Figma Make now supports custom skills — markdown files that capture conventions and workflows you use repeatedly, callable from any prompt with a slash command. Pair /build-from-prd with a Notion connector and any PRD becomes a prototype that matches your standards.
Designer advocate Amy Lima walks through a full code-to-canvas-to-code round trip on a sample app: install the MCP in Cursor with /add-plugin, authenticate via OAuth, generate a new screen iteration into Figma, refine it by hand, then prompt the agent to update the codebase and open a PR. Pairs well with the useFigma deep dive below.
Draw now surfaces the tools designers reach for most without leaving the mode they’re already working in: Auto Layout brought over from Design, text-on-path becomes a dedicated tool, and right-click to separate text and vector into independent layers. New expressive controls expand what’s possible natively, alongside the core features that were always there but harder to find: sample brush styles, set gradient and blend mode before starting a stroke, control axes on noise and texture independently.
Miggi flags a new Draw shortcut: hold ⌘ (Ctrl on Windows) with a brush selected to make it your current brush. Pick up where you left off on an illustration, or build a palette right on the canvas.
One of my favorite new updates to @figma Draw dropped today!
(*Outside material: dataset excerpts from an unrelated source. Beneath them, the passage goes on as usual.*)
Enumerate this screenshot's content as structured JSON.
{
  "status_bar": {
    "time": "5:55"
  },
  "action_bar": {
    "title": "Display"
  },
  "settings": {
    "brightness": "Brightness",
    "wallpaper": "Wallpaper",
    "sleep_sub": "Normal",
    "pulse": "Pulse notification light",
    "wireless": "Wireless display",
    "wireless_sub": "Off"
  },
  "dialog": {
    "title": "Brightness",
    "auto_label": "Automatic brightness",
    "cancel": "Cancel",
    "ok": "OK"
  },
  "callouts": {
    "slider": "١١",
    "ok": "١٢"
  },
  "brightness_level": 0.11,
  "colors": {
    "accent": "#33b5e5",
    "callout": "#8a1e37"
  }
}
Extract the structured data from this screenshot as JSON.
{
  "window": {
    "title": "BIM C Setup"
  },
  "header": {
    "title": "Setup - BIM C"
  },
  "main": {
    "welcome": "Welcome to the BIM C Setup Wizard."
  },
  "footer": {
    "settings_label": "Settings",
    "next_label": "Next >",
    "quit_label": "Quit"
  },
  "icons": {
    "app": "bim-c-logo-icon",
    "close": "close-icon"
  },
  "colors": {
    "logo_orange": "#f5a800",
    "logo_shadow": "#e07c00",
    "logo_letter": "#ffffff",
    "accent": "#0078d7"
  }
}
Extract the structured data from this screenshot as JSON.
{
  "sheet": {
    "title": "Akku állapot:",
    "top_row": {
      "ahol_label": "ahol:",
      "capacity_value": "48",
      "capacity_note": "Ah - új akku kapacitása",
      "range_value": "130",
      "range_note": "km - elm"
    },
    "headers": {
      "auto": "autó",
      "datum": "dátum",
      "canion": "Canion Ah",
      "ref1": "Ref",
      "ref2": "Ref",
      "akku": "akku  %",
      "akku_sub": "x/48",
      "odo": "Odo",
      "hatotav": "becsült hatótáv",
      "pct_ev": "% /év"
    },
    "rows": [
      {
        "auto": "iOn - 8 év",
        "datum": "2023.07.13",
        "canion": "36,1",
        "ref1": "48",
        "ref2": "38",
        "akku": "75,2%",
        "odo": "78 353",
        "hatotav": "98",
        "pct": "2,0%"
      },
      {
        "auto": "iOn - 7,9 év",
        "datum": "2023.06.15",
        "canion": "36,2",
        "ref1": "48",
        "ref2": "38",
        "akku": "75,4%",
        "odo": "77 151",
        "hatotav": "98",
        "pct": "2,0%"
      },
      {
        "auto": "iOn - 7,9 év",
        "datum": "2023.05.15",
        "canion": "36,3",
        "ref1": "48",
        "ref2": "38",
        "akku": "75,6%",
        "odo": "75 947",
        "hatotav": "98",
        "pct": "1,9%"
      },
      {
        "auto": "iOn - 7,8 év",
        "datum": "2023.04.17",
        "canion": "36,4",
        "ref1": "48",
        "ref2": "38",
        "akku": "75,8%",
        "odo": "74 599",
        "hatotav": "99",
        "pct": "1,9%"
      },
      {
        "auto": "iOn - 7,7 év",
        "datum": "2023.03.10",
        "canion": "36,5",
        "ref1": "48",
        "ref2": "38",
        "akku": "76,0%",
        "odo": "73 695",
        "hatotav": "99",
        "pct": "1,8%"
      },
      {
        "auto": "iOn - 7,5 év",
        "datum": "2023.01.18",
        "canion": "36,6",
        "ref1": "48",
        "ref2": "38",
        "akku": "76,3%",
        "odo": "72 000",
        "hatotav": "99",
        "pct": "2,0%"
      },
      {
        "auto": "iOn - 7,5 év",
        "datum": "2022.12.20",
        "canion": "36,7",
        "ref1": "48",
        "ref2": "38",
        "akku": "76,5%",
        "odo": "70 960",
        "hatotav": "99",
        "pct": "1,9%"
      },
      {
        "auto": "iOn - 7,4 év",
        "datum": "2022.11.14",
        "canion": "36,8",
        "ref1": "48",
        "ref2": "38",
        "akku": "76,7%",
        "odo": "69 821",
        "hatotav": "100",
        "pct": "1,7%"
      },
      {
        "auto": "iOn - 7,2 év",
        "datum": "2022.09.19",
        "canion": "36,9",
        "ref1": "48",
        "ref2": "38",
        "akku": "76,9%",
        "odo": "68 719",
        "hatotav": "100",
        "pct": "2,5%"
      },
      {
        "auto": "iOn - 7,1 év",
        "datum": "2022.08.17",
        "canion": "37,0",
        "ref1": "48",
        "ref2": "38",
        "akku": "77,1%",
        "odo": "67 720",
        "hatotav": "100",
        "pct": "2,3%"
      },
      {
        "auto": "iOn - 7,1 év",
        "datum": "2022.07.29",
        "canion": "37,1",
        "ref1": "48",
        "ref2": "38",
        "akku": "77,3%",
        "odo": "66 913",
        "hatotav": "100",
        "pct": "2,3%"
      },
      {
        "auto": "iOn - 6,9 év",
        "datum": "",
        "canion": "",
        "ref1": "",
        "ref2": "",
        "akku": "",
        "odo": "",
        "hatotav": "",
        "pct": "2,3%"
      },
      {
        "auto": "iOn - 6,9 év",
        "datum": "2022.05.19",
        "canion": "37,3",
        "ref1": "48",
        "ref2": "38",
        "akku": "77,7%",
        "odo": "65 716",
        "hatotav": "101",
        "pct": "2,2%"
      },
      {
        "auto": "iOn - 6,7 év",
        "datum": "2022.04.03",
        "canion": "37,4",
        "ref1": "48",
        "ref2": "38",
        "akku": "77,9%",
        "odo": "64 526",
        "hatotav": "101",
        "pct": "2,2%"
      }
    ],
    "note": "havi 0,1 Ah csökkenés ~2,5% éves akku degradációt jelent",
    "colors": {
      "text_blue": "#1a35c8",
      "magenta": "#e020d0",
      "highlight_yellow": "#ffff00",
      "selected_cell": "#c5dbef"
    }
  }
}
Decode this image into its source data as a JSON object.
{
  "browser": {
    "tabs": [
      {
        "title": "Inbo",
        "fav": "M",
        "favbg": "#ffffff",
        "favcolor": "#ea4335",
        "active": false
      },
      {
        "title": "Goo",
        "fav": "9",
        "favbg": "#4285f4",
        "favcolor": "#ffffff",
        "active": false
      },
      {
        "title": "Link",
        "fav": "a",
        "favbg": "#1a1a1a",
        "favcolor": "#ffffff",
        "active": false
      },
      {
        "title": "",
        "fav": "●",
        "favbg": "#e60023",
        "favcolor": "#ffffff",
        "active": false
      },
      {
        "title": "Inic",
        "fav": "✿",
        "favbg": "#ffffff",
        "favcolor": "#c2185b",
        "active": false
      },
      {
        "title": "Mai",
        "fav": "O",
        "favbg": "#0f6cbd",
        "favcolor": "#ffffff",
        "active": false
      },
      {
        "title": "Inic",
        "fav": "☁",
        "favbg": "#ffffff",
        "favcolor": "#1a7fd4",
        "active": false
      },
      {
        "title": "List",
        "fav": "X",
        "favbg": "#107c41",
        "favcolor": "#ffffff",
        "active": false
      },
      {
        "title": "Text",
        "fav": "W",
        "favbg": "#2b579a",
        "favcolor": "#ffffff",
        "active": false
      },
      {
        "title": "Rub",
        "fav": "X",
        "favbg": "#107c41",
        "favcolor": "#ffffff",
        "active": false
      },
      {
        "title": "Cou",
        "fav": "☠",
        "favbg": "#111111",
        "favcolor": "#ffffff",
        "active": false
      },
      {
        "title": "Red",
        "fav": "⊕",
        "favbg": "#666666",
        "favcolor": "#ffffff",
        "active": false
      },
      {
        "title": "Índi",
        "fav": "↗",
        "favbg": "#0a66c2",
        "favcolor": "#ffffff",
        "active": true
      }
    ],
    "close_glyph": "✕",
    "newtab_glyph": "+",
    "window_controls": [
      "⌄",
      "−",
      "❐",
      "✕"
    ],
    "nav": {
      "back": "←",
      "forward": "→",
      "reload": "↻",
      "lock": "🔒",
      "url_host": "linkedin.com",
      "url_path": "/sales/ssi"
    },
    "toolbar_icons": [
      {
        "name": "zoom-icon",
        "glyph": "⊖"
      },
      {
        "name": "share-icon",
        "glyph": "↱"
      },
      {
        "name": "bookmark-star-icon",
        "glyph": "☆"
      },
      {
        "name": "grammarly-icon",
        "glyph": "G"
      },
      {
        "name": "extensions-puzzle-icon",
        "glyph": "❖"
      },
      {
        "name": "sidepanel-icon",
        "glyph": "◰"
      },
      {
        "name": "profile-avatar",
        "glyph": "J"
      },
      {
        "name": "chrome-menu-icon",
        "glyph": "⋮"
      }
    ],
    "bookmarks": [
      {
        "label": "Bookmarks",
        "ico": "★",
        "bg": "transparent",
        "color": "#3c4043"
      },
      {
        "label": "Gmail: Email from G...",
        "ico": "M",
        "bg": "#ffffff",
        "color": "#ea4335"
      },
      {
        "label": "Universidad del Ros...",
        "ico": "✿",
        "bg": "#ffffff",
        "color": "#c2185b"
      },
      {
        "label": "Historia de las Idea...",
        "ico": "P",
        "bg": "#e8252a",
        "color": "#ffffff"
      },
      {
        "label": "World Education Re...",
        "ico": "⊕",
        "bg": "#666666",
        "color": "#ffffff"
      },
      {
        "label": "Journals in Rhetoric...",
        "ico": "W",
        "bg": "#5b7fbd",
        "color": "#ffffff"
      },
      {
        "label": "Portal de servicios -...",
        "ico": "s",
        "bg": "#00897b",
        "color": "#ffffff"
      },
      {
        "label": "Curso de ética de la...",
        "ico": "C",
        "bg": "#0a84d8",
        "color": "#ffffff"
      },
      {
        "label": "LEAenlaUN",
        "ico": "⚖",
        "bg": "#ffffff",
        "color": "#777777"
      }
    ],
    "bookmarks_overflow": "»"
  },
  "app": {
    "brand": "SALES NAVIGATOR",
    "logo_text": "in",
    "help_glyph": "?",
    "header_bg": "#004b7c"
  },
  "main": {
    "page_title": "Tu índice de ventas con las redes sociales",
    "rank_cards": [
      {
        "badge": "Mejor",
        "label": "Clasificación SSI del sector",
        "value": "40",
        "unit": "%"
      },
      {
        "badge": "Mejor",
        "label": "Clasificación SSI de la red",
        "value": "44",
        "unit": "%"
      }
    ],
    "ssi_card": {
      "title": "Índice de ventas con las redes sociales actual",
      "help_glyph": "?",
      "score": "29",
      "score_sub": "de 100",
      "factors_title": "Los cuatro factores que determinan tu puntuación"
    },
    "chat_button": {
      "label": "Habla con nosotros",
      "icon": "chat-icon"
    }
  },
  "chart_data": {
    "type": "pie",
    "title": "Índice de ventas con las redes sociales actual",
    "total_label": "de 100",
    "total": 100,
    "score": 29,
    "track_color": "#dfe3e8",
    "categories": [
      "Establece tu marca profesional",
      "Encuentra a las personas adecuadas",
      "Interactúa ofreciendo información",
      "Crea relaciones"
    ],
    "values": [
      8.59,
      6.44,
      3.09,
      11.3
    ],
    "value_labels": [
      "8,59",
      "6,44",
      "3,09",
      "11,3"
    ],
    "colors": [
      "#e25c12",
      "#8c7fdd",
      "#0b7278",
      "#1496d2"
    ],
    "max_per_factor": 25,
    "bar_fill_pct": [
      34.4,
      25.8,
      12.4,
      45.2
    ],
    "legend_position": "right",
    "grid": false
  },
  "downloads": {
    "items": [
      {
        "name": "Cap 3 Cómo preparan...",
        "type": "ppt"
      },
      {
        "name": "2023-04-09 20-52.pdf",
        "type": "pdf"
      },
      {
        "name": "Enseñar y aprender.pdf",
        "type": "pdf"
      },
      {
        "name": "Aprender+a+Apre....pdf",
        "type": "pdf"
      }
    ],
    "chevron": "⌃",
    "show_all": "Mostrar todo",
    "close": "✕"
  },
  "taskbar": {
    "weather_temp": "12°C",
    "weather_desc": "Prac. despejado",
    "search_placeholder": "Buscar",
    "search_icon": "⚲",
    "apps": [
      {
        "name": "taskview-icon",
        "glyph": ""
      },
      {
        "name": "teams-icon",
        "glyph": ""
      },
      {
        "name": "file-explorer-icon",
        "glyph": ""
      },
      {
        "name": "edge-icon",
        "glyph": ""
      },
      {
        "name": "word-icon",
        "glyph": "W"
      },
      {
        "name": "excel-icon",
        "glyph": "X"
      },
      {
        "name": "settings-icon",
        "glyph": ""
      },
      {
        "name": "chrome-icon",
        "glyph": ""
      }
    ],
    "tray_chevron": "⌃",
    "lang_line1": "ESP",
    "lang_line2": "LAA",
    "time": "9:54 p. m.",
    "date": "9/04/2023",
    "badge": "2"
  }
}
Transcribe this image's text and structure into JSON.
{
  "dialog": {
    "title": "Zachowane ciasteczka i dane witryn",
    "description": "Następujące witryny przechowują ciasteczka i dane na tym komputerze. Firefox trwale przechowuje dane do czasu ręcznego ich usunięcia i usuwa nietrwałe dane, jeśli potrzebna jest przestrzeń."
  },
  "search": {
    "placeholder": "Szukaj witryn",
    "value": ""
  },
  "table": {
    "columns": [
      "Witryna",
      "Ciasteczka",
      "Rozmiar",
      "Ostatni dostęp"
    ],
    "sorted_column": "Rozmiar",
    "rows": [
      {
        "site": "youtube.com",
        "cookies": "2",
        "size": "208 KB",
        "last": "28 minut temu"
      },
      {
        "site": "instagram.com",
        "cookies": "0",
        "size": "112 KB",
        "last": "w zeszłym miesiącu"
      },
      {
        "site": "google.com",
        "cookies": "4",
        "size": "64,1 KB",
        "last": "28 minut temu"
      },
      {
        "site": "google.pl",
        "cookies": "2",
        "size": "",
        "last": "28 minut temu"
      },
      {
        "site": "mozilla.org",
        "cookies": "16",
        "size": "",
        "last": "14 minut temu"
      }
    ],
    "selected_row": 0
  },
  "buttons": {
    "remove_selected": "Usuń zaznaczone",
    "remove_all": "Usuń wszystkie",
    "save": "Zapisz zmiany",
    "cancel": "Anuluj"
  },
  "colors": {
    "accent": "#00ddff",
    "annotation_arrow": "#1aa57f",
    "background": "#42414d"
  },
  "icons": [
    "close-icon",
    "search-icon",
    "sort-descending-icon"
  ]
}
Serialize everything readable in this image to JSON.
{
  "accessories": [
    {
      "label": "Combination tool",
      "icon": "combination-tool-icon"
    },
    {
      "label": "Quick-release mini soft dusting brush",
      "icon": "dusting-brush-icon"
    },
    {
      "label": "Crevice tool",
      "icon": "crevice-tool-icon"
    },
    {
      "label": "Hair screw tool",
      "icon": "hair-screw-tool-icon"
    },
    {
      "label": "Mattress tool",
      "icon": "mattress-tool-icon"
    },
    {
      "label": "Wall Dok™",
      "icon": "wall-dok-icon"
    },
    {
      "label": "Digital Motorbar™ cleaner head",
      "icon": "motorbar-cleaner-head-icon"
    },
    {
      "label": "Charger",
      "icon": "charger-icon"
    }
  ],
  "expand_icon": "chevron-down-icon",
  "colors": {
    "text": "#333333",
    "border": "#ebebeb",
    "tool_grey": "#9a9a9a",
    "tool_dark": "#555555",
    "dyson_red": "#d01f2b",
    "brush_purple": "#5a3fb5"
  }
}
Hold ⌘ key (Ctrl on Windows) when you have a brush selected to make it your current brush.
— miggi from figma (@miggi) April 29, 2026
Pick up from where you left off with your illustration, or build your palette on the canvas! pic.twitter.com/Tp5iMMkcNo
Seven small FigJam fixes that add up: cell merging in tables (preserves the upper-left cell’s content), per-cell text colors, wider arrow routing margins with cleaner heads and dashed endpoints, drag-any-handle to flip a shape, a recenter button for big canvases, a slightly more zoomed-out default, and template publishing now on Professional plans (up to 5 per team).
FigJam adds three MCP capabilities aimed squarely at coding agents: generate_diagram for architecture diagrams and ERDs (with new connector types built for database relationships), the figma-use-figjam skill for direct read/write access to a board, and get_figjam for summarizing a board, surfacing insights, or drafting next steps. You can also paste Mermaid.js code straight onto the canvas and have it rendered.
Figma ships a meaningful performance update across the board: 10x faster vector editing, 4x smoother Make frame rates, faster load times, 92% fewer memory warnings. Just the memory side of this update was six months in the making!
Made some improvements to make your workflows faster. Like a lot faster.
— Figma (@figma) April 22, 2026
→ Vector editing up to 10x faster
→ Make frame rates 4x smoother
→ Faster load times
→ 92% fewer memory warnings pic.twitter.com/O5f8lLs6O0
Makes now run natively on the Figma mobile app for on-device testing and touch interaction previews. Mobile creation and editing is coming soon.